Appel à articles : “L’architecture et la lettre : dits et récits d’espaces” – Numéro 5 de la revue transversale [histoire : architecture, paysage, urbain]
De quoi parlent-ils lorsqu’ils parlent d’architecture ? Poètes, écrivains, cinéastes, architectes, urbanistes et paysagistes ? Sans doute leur commun est-il l’orchestration de l’espace, et ainsi, “puisque ces mystères nous dépassent, feignons d’en être l’organisateur1”. Mais inscrire l’espace dans un récit, c’est déjà l’attacher à des temporalités et l’on sait, comme l’écrit Ricoeur, que : “l’architecture serait à l’espace ce que le récit est au temps, à savoir une opération ‘configurante’ ; un parallélisme entre d’une part construire, donc édifier dans l’espace, et d’autre part raconter, mettre en intrigue dans le temps2.”
Pour son 5e numéro, transversale a choisi d’emprunter la voie littéraire et de lancer un appel à contribution sur deux axes.
– “dans” l’architecture, l’urbain, le paysage, les environnements : le site comme narration de l’interne à l’architecture ;
– “sur” l’architecture, l’urbain, le paysage, les environnements : le récit externe à l’architecture pour observer, débattre, affronter, analyser.
Le premier axe examine les analogies potentielles entre l’imprimé de la création littéraire et l’architecture ainsi “littérarisée”. De l’architecture, l’agencement des mots présente un parti, défend une posture, accompagne peut-être un projet. Et si de nombreux architectes ont informé la conception et la construction à l’attention des professionnels et des étudiants3, les tentations analogiques plus profondes entre architecture et littérature sont nombreuses4, comme en témoignent les registres employés pour décrire quelques modes opératoires : “grammaire de l’architecture” ; “imprimante 3D”… Ainsi, la dépendance de la signification des signes à la structure saussurienne du langage, renverrait à la corrélation entre structure, enveloppe et second oeuvre.

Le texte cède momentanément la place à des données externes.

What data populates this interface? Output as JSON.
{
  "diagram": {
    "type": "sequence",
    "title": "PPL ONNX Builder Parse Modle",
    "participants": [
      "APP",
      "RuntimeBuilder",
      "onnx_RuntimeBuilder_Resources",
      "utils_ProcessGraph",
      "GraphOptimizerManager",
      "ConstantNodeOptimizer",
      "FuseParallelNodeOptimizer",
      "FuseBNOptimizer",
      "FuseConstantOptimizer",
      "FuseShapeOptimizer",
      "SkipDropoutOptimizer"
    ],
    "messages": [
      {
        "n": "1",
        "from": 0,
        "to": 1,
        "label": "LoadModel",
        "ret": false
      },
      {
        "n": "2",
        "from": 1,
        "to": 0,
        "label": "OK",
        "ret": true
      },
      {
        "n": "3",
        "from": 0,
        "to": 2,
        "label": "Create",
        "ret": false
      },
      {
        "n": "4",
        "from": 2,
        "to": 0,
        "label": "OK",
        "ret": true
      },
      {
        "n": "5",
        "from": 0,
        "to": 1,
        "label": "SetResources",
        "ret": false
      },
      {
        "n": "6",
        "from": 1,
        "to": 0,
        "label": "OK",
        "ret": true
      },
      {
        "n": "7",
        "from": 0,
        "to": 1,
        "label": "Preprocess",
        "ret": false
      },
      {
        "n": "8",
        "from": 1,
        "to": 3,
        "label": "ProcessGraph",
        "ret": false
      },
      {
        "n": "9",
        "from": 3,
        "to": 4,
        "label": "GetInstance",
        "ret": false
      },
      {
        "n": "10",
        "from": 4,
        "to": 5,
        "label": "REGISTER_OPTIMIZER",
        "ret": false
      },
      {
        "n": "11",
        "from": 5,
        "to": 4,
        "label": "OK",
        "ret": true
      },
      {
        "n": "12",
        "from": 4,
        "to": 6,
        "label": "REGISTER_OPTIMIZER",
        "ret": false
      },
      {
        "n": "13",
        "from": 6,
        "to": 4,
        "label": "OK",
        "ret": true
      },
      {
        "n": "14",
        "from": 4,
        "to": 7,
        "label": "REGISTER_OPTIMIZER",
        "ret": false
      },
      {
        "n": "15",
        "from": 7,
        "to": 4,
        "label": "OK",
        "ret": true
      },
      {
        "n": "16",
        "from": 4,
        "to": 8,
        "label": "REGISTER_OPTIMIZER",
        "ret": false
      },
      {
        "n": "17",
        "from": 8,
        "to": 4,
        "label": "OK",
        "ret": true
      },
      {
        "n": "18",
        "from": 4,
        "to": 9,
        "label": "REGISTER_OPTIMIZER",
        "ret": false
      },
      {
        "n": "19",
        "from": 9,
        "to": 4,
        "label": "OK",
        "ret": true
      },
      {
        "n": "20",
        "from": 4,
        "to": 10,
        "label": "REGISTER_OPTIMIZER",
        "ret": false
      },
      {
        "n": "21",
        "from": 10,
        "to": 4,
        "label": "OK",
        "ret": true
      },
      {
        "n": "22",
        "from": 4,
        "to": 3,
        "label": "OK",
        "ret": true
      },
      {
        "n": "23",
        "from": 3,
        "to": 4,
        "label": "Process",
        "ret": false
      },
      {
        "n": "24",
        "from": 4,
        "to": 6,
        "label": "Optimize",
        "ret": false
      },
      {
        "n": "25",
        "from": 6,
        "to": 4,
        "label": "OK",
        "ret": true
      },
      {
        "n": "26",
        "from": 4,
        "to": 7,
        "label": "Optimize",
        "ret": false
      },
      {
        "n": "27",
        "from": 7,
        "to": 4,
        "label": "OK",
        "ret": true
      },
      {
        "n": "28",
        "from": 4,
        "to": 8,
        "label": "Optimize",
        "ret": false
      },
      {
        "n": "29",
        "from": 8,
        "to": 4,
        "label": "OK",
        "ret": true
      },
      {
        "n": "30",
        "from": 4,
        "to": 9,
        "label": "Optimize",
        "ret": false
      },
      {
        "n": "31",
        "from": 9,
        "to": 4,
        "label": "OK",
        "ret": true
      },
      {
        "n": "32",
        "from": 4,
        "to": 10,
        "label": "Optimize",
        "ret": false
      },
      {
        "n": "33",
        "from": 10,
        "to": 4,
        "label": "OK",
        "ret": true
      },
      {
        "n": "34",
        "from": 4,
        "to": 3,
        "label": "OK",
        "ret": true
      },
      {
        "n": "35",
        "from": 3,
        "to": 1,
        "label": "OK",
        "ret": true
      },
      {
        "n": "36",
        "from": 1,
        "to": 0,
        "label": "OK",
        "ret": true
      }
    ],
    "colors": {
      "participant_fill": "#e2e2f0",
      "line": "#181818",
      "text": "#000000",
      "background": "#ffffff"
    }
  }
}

Sur le papier, dessin et écriture sont animés par une analogue “mécanique des fluides5” selon Julien Gracq, ou selon Henry Van de Velde par une force “dont l’énergie [vient] de celui qui l’a tracée6”. La narration peut se faire cinématographique : la découverte des hameaux du Mirail, de Fontaine et de Reynerie par une jeune équipe d’architectes, inspire à ces derniers l’écriture d’une histoire7. Dire le génie du lieu, n’est-ce pas être le spectateur et le lecteur de l’action du temps, non seulement sur la condition mais sur les constructions humaines ? John Ruskin prédit un délabrement futur où une destinée commune relierait ses deux passions : « Il n’y a que deux grands conquérants de l’oubli des hommes, la Poésie et l’Architecture8 ». Au-delà du XIXe siècle, ces réflexions sur la ruine se prolongent à travers l’évocation des politiques destructrices du patrimoine ordinaire, du rapprochement explicite entre la ruine et l’état du monde9 et de la capacité de résilience et de création10.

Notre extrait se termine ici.